The missing bridge complicates emergency services for Vershire. Upper Valley Ambulance, in Fairlee, covers the southeastern end of town, with First Branch Ambulance of Chelsea covering the northwest, said Pat Barnes, a firefighter and member of the town FAST Squad who was looking at the gap in the roadway yesterday with his wife, Deb.
“This is the one state route that goes through town,” he said. Roads through Chelsea to Gifford Memorial Hospital are open now, but during the storm it wasn’t clear how ambulances would get there from Vershire, Barnes said.
Otherwise, Vershire had only one other closed road, Eastman Crossroad, which had washed out in a downpour last week, Ward said. Monday’s rain worsened matters, and the road is still closed, he said.
Emergency officials urged motorists to pay heed to signs warning that roads are closed.
“Just be safe,” Whitcomb said. “Our signs for road closures are there for their safety.”
With road repair and helping residents ongoing, Chelsea officials offered a reminder that a boil water order remains in effect for people on the municipal water service. The same is true of many villages with municipal water systems, included Royalton and Woodstock.

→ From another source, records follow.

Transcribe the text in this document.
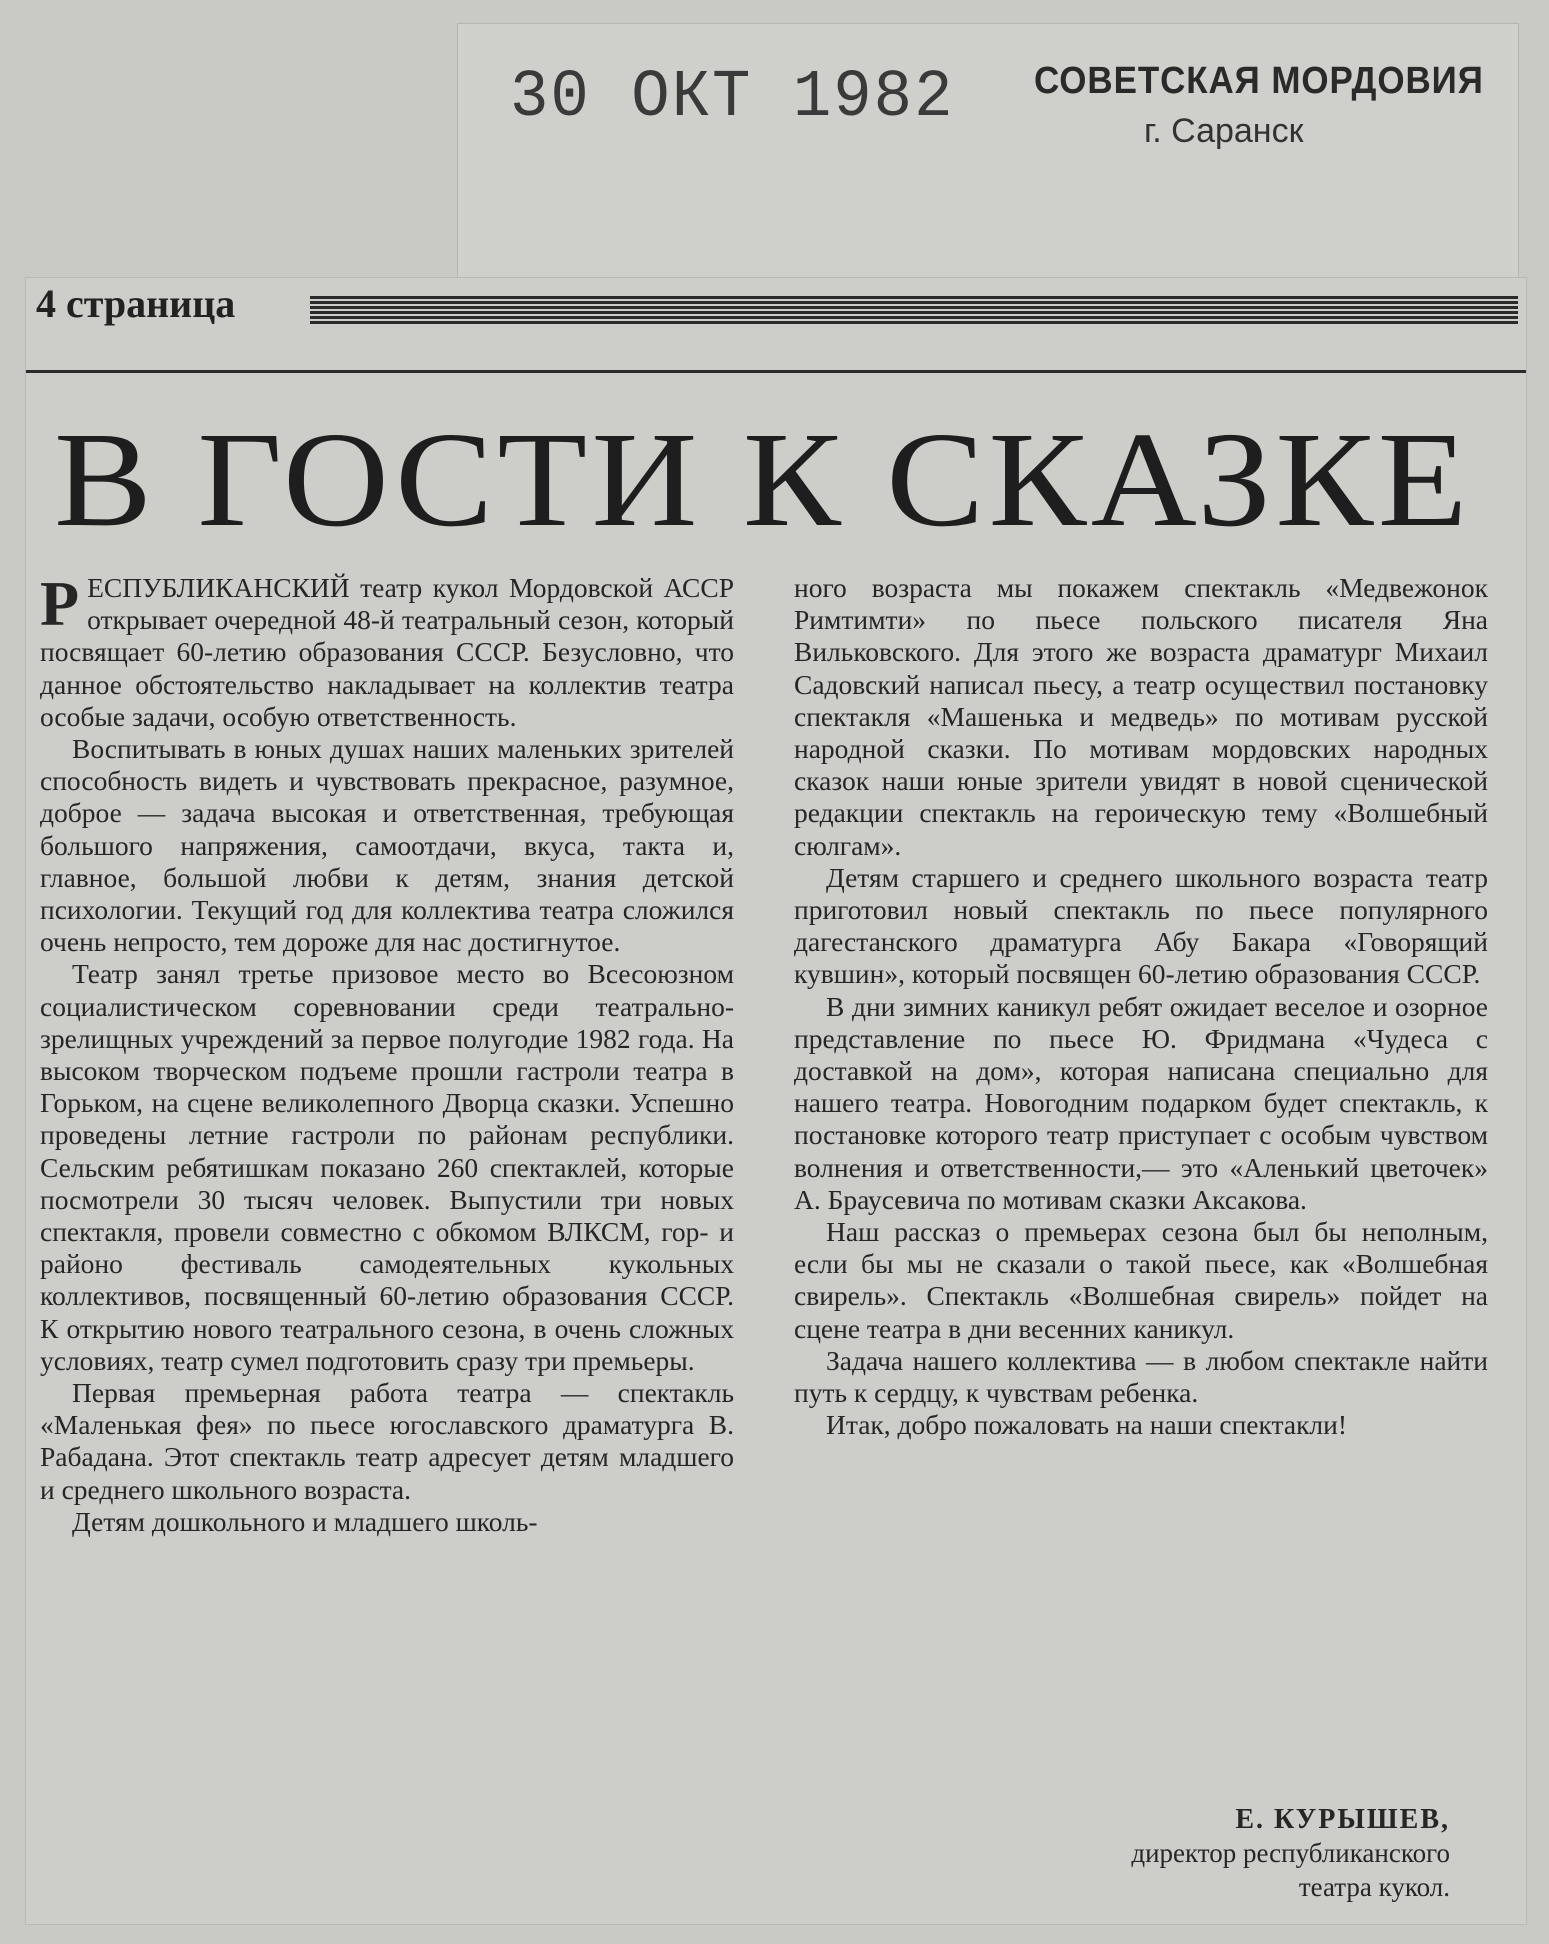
30 ОКТ 1982 СОВЕТСКАЯ МОРДОВИЯ
г. Саранск
4 страница
В ГОСТИ К СКАЗКЕ

РЕСПУБЛИКАНСКИЙ театр кукол Мордовской АССР открывает очередной 48-й театральный сезон, который посвящает 60-летию образования СССР. Безусловно, что данное обстоятельство накладывает на коллектив театра особые задачи, особую ответственность.

Воспитывать в юных душах наших маленьких зрителей способность видеть и чувствовать прекрасное, разумное, доброе — задача высокая и ответственная, требующая большого напряжения, самоотдачи, вкуса, такта и, главное, большой любви к детям, знания детской психологии. Текущий год для коллектива театра сложился очень непросто, тем дороже для нас достигнутое.

Театр занял третье призовое место во Всесоюзном социалистическом соревновании среди театрально-зрелищных учреждений за первое полугодие 1982 года. На высоком творческом подъеме прошли гастроли театра в Горьком, на сцене великолепного Дворца сказки. Успешно проведены летние гастроли по районам республики. Сельским ребятишкам показано 260 спектаклей, которые посмотрели 30 тысяч человек. Выпустили три новых спектакля, провели совместно с обкомом ВЛКСМ, гор- и районо фестиваль самодеятельных кукольных коллективов, посвященный 60-летию образования СССР. К открытию нового театрального сезона, в очень сложных условиях, театр сумел подготовить сразу три премьеры.

Первая премьерная работа театра — спектакль «Маленькая фея» по пьесе югославского драматурга В. Рабадана. Этот спектакль театр адресует детям младшего и среднего школьного возраста.

Детям дошкольного и младшего школь-

ного возраста мы покажем спектакль «Медвежонок Римтимти» по пьесе польского писателя Яна Вильковского. Для этого же возраста драматург Михаил Садовский написал пьесу, а театр осуществил постановку спектакля «Машенька и медведь» по мотивам русской народной сказки. По мотивам мордовских народных сказок наши юные зрители увидят в новой сценической редакции спектакль на героическую тему «Волшебный сюлгам».

Детям старшего и среднего школьного возраста театр приготовил новый спектакль по пьесе популярного дагестанского драматурга Абу Бакара «Говорящий кувшин», который посвящен 60-летию образования СССР.

В дни зимних каникул ребят ожидает веселое и озорное представление по пьесе Ю. Фридмана «Чудеса с доставкой на дом», которая написана специально для нашего театра. Новогодним подарком будет спектакль, к постановке которого театр приступает с особым чувством волнения и ответственности,— это «Аленький цветочек» А. Браусевича по мотивам сказки Аксакова.

Наш рассказ о премьерах сезона был бы неполным, если бы мы не сказали о такой пьесе, как «Волшебная свирель». Спектакль «Волшебная свирель» пойдет на сцене театра в дни весенних каникул.

Задача нашего коллектива — в любом спектакле найти путь к сердцу, к чувствам ребенка.

Итак, добро пожаловать на наши спектакли!

Е. КУРЫШЕВ,
директор республиканского
театра кукол.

“The state issued a blanket order,” Simon said. She urged Chelsea residents to keep checking the town website for updates.
Simon, who has had a long career in law enforcement and emergency management, said people who have had property damaged in the flooding should call VT 211, which would put them on a list of people state and federal emergency management officials will contact.
In the meantime, town residents are looking in on people who might need help. Some older residents might have a family member shop for them or pick up medications, and if that family member can’t get there, “we can facilitate that sort of thing,” Simon said.
The two worst flooding events in recent memory, Irene and this week (call it what you will), weren’t the worst everywhere. The rainfall of July 1, 2017, affected 75% of Thetford’s town roads, Whitcomb said. “We got lucky this time,” she said.